Syria vowed Saturday to hold "free and transparent" elections by the end of 2011 as Arab states in the Gulf joined a chorus of Western pressure over its deadly suppression of anti-regime protests.
An activist, meanwhile, said hundreds of tanks and armoured cars had been deployed in the northeastern city of Deir Ezzor and around Homs in central Syria.
"Syria will hold free and transparent elections that will give birth to a parliament representing the aspirations of the Syrian people," Foreign Minister Walid Muallem said in a meeting with ambassadors posted to Damascus.
"The general elections will be held before the end of the year," Muallem said, quoted by the official SANA news agency.
The foreign minister stressed "the commitment of the Syrian leadership to the continued reform process and implementation of measures announced by President (Bashar) Al-Assad."
The embattled president issued a decree Thursday allowing opposition political parties, but the move was largely dismissed by the opposition as a ploy to appease protesters.

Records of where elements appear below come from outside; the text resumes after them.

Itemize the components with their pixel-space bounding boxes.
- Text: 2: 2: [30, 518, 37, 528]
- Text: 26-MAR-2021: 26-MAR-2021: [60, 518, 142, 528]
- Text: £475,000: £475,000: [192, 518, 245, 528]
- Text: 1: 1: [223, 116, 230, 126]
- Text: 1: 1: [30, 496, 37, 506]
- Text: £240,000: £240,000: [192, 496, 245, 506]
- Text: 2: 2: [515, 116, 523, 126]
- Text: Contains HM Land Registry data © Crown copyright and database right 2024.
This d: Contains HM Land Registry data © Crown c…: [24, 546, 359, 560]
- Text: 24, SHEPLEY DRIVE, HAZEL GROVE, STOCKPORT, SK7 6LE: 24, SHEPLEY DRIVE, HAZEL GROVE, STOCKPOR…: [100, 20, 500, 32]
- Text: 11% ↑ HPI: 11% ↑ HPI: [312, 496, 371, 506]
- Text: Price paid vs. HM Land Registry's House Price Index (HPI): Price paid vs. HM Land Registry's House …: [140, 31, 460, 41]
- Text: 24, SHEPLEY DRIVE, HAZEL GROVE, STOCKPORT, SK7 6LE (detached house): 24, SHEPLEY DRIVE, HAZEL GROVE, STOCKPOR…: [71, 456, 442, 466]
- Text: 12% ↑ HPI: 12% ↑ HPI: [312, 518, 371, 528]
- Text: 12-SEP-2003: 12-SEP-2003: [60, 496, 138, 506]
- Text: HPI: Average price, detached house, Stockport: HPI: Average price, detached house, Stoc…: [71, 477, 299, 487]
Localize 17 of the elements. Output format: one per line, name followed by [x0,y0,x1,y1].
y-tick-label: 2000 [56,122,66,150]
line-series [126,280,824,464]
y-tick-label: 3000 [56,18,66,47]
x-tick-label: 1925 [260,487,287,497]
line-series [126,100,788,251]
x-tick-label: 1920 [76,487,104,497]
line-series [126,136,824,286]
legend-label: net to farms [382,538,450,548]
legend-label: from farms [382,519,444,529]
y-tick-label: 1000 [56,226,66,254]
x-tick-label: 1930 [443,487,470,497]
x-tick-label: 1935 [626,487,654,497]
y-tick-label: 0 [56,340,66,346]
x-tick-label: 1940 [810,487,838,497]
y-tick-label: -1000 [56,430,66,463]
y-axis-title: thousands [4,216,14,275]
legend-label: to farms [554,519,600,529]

The oil-rich Arab monarchies of the Gulf on Saturday turned up the heat on Damascus, with the six-nation Gulf Cooperation Council calling in a statement for an "immediate end to violence ... and bloodshed."
They urged a "resort to wisdom and introducing serious and necessary reforms."
Their call followed a pledge by the US, French and German leaders to consider new steps to punish Syria after a deadly crackdown on the first Friday of Ramadan, the holy Muslim month of fasting.
President Barack Obama spoke separately to France's Nicolas Sarkozy and German Chancellor Angela Merkel as Western nations cranked up pressure on Assad.
They "condemned the Assad regime's continued use of indiscriminate violence," the White House said. They "also agreed to consider additional steps to pressure the Assad regime and support the Syrian people."
German Foreign Minister Guido Westerwelle, in an interview to be published Sunday, said Assad no longer has a future in Syrian politics.
"I don't believe that Assad has a political future ahead of him which is supported by the Syrian people," Westerwelle told the newspaper Allgemeine Sonntagszeitung.
The Syrian government has sought to crush the democracy movement with brutal force, killing around 1,650 civilians and arresting thousands of dissenters, according to the Syrian Observatory for Human Rights.
Rami Abdel Rahman, head of the Britain-based Syrian Observatory for Human Rights, told AFP by telephone that around 250 tanks and armoured cars were deployed in four districts of Deir Ezzor on Saturday.
The tanks were also posted around the airport in Deir Ezzor, many of whose residents started to flee the city from Wednesday, fearing imminent military action.
In Homs, "many armoured cars and other army vehicles have been posted in the Bab Al-Sibaa district," Abdel Rahman said, adding that activists in the city reported gunfire from early morning.
In the latest bloodshed, Abdel Karim Rihawi, who heads the Syrian League for the Defence of Human Rights, said 22 people were killed on Friday, including seven after the special evening prayers for Ramadan.
Seven of the fatalities were in Irbin, three in Damir and one in Maadamiya, all near Damascus, he said by telephone. Three others were killed in Homs and one other in Nawa, southern Syria.
SANA, meanwhile, said two members of the security forces were killed and eight wounded on Friday in an ambush on a road in the northwestern Idlib region, near the Turkish border.
On Friday, communications were completely cut off as the army stepped up an operation to crush dissent in Hama, the central city where security forces killed at least 30 civilians and wounded dozens more earlier in the week.
More than 1,000 families have fled the city, according to Abdel Rahman.
"Thousands of demonstrators marched in Deir Ezzor, Daraa and Qamishli in support of the city of Hama despite the extreme heat" on Friday, said Rihawi, adding they numbered 30,000 in Deir Ezzor alone.